Sometimes, even the best of humanity will lose its senses, lost in the midst of the idiocy that has become our culture.
It's OK to have an imagination, but knocking someone out in your mind and knocking them out inside a cage are two completely different things.
When my opinion first hit the wire, Kip Dynamite had this to say:
Kip Dynamite: "Sterling, don't be jealous that I've been chatting online with babes all day. Besides, we both know that I'm training to be a cage fighter."
Sterling Spiars: "Since when Kip? You have the worst reflexes of all time."
Kip Dynamite: "Try and hit me, Sterling."
Sterling Spiars: "What?"
Kip Dynamite: "I said come down here and see what happens if you try and hit me."

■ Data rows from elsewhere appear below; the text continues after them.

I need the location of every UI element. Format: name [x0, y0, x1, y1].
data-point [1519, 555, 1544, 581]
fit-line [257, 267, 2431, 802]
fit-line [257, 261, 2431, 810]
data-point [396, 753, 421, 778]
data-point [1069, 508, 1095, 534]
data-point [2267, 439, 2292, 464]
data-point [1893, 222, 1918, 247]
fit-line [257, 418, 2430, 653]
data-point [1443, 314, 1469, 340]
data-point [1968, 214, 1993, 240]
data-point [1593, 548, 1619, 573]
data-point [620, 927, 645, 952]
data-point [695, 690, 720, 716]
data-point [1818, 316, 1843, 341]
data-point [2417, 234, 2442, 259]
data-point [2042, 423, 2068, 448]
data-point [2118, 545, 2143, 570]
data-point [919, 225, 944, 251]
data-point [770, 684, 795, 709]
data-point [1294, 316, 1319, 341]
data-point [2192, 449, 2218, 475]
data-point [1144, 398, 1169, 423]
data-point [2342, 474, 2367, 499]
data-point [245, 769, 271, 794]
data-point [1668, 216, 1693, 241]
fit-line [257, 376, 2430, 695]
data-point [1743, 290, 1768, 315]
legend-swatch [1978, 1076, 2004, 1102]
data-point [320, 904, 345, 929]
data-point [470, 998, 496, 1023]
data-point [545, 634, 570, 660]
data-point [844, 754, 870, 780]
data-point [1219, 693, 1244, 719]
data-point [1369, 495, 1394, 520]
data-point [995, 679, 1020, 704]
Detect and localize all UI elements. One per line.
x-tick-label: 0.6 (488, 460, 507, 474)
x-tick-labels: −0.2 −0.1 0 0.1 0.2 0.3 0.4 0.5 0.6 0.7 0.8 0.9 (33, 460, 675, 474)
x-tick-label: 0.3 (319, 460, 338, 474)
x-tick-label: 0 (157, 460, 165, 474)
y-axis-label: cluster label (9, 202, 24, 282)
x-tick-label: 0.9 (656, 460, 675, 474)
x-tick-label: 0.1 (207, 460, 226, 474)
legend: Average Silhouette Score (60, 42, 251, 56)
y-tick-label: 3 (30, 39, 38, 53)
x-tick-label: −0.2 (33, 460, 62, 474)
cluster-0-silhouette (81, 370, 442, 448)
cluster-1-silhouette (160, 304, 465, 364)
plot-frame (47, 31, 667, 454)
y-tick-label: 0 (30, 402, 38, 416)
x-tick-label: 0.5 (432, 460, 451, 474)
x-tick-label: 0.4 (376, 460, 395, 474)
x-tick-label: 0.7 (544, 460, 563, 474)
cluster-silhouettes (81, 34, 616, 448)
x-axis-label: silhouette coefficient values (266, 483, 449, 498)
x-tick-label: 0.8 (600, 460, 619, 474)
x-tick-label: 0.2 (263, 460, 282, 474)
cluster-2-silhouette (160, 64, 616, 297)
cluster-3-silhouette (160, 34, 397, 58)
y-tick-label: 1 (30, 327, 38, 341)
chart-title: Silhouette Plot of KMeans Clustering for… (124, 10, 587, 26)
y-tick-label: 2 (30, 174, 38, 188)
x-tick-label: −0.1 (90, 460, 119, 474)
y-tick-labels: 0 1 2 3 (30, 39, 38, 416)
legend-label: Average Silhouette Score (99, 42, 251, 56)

Don't be alarmed, Kip was graceful enough to release the shoulder-popping kimura that he slapped on my arm when I took a swing at him. Of course, this was only after I screamed "uncle" and proclaimed myself the president of Twig Bone City as well as the first lady.
I am definitely not a fighter; my weapons do not include fists, legs, and elbows.
However, if utilized properly with patience and respect, the weapons I do possess can cut deeper than anything a cage fighter can wield.
The pens I operate can slaughter a million parents and raise the children to do exactly as I command. I simply chose not to abuse my self-given gift of awesomeness.
So don't patronize me when I deem Herschel Walker...I mean Kip Dynamite, unworthy to step inside the cage against the likes of Brett Rogers, Fabricio Werdum, Allistair Overeem, and Fedor Emelianenko.
You sir, are no Ray Mercer. You do not carry the 19-plus years of boxing experience under your belt.
An athlete? Yes!
A fighter? No!
I only rant this nonsense because it would be a shame to see Kip Dynamite laying unconscious on the mat.
Betwixt the madness, I still do wish the best of luck to Herschel Walker...er, I mean Kip Dynamite in his professional MMA career with Strikeforce.